I've seen pictures of those same two celebrities together for ages. And yes, I'm irrationally in love with the cute one (he's a really good writer, okay!) and pretty sure he's rationally in love with the beautiful one (she's redhead goals, okay!), but for more than a year I've just shrugged and rolled my eyes at my own celebrity crush.
On Saturday, though, I broke down completely. I lost my ever-loving mind. I was in tatters. I wrote a blog post about the experience and it was raw and unfiltered and it somehow managed to bring me back to my senses.
I don't know why Saturday's episode started, and I don't know why it ended, because sometimes what triggered me then isn't a trigger; and sometimes what soothed me then actually makes things worse.
It's confusing. I know it's confusing to people who don't live with mental illness, but it's confusing to me, too. Even I don't always understand what's going on in my head. Sometimes I don't even know how to describe my feelings, much less why they're there or what it means.
In just over a week, I get to see a psychiatrist for the first time since before leaving New York. Hopefully she'll recommend a counselor that I can visit regularly.
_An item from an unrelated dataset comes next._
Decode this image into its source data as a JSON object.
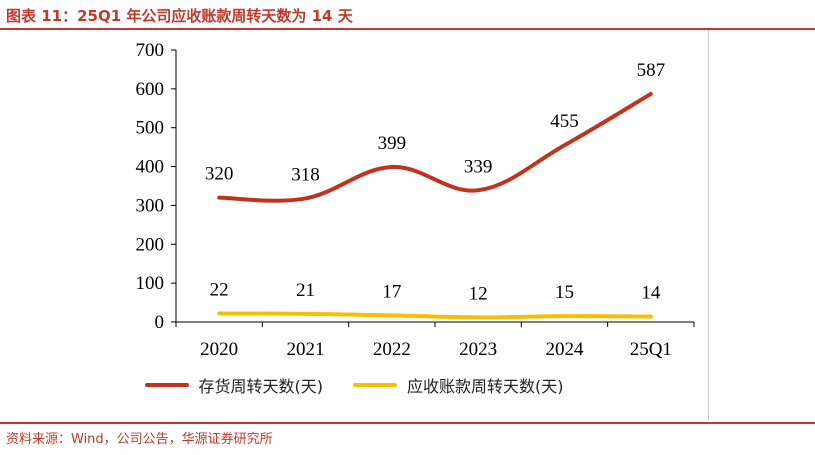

I am...beyond-words excited for this visit. I am stoked to get back on track with taking care of my mental health. I'm excited to spend at least an hour a week just talking about everything in my head, and having someone help me parse through the answers. Or give me some when I need that, too.
The past three months have been hard.
Here's the thing about being mentally ill: you're just as sick in Italy as you are in America. You're just as sick on vacation as you are at work. You're just as sick when everything is going right as when everything is going wrong. Yes, because it's a mental thing, where you are, what you're doing and what's happening in your life can affect you. But that's true for physical illness as well! If you have a stomach bug and gorge yourself on mac and cheese and bacon, things will get worse. You'll spend the night puking in the toilet and wishing yourself dead. Yes, that's a graphic image. Don't eat mac and cheese and bacon when you have a stomach bug! (This has been a PSA.)
It's nature and nurture when it comes to mental illness. Yes, there is something physically (nature) wrong with my brain; at the same time, there are things in my circumstances, today and in the past (nurture) that can aggravate it.
So many times, people think that it will be helpful to ask why I'm depressed and how it can be fixed. I so appreciate the thought behind those questions! I love that people want to help me, that they care enough to want to take it upon themselves to make it better.
But those questions also stress me out, because the truth is, I don't know the answers, often, to either of them. It's a mystery.
For so much of our history, mental health wasn't something that was taken seriously. It was misunderstood and it's only recently that people have taken the time to get to know it Doctors are still studying and figuring the mind out. I hope that my writing openly about what I go through can add to help, because it's an inside look at a depressed mind. But I think sometimes people mistake my writing for knowing the answers, and I just want to say: I don't always have them. I'm sorry. But I don't.
I know it's frustrating; you want to help. But the answer, from my heart: I don't know why it came; I don't know how to fix it; please just love me.